(La Porte County, IN) - If signed by the governor, legislation not requiring a gun permit will increase violent crime in the state predicts La Porte County Prosecutor John Lake predicts.
The proposed legislation, Indiana House Bill 1296, will allow most anyone 18 and over to carry a firearm without a permit. The bill is currently on the desk of Governor Eric Holcomb, awaiting his signature of approval or veto. Unfortunately, the governor has not indicated whether he will sign that bill.
Lake said he's all in favor of gun rights but not requiring a permit will allow more guns to stay in the hands of people who shouldn't have a firearm. For example, an officer who sees a gun during a traffic stop will no longer be able to check to see if the gun is registered. Currently, a gun without a permit is confiscated, and the violator is charged, providing a helpful tool for local law enforcement to keep guns out of the hands of the wrong people.

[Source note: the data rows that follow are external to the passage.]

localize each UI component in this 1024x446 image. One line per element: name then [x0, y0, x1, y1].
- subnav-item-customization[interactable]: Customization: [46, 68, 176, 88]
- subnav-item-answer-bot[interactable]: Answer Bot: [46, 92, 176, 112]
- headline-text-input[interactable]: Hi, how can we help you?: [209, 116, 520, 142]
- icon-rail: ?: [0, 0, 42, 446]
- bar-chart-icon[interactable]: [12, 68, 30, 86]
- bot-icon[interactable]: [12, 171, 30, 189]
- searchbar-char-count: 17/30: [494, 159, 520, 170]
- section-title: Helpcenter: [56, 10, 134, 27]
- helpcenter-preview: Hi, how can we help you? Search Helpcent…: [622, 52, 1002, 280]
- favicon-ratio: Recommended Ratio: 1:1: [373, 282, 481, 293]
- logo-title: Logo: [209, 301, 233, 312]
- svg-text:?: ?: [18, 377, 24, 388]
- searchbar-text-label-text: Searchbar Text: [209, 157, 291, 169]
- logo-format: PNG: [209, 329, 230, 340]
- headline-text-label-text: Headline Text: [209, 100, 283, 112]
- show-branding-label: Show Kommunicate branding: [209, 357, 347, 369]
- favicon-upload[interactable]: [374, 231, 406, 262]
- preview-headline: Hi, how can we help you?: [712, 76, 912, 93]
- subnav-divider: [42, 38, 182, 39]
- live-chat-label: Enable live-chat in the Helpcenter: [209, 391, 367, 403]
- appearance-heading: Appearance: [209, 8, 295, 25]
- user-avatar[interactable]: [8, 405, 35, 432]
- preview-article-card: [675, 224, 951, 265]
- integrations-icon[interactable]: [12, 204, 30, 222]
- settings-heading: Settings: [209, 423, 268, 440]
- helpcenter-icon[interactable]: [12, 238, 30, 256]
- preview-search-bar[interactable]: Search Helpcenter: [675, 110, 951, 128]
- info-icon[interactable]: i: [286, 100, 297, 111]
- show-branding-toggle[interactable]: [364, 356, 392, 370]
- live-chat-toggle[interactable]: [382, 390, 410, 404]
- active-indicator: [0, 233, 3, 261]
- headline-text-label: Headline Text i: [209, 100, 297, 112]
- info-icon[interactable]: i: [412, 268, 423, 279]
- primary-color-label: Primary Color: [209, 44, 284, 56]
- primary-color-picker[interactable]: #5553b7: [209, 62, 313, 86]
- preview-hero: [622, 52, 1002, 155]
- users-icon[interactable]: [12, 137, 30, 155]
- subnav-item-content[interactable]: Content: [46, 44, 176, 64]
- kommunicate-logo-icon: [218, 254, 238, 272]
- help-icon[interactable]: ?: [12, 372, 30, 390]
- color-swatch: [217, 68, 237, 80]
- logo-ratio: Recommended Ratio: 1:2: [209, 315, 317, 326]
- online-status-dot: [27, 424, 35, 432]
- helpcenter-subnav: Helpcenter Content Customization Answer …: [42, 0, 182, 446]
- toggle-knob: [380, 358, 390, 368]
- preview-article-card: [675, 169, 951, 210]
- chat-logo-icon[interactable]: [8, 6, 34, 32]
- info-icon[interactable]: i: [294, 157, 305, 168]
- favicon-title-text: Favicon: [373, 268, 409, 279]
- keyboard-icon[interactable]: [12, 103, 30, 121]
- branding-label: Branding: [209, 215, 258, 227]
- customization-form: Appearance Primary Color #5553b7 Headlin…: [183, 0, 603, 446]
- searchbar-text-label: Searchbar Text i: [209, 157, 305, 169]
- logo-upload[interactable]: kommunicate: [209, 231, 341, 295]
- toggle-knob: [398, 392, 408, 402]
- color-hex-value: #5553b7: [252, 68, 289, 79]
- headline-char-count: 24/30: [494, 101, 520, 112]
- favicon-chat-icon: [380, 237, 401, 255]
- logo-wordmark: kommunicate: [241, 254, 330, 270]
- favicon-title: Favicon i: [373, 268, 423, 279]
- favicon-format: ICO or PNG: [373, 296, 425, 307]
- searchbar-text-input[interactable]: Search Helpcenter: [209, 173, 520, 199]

If the governor signs the measure, Lake said people will die from a gun in the hands of someone whose permit status could not be checked.
"It's going to come up. A police officer pulls somebody over. They're speeding. He sees they have a gun. That person goes along their way and goes and kills somebody with a gun. Those are things I think about," Lake said.
Convicted felons and people with a dangerous mental illness would still be prohibited from carrying handguns. Approval by the legislature came despite law enforcement being strongly against the measure, including LaPorte County Sheriff John Boyd. Boyd has mentioned that some people unallowed to have guns aren't aware until they apply for the permit.
During the testimony of the bill, Indiana State Police Superintendent Douglas Carter blamed outside anti-law enforcement political groups for influencing legislator decisions. Carter testified:
“I never remember a time when outside influence of national associations or political posturing became the driving force behind any legislation in our great state until now. I sure hope you choose to show deference to law enforcement professionals that understand the magnitude and the frontline effects of this legislation, rather than the possibility of getting reelected or elected the next primary.”
Locally, State Representative Jim Pressel (R-Rolling Prairie) voted for the bill, while Representatives Pat Boy (D-Michigan City) and Ryan Dvorak (D-South Bend) voted against it. Senators Ed Charbonneau (R-Valparaiso) and Rodney Pol, Jr. (D-Chesterton) voted against it, while Senator Mike Bohacek (R-Michiana Shores) voted for it.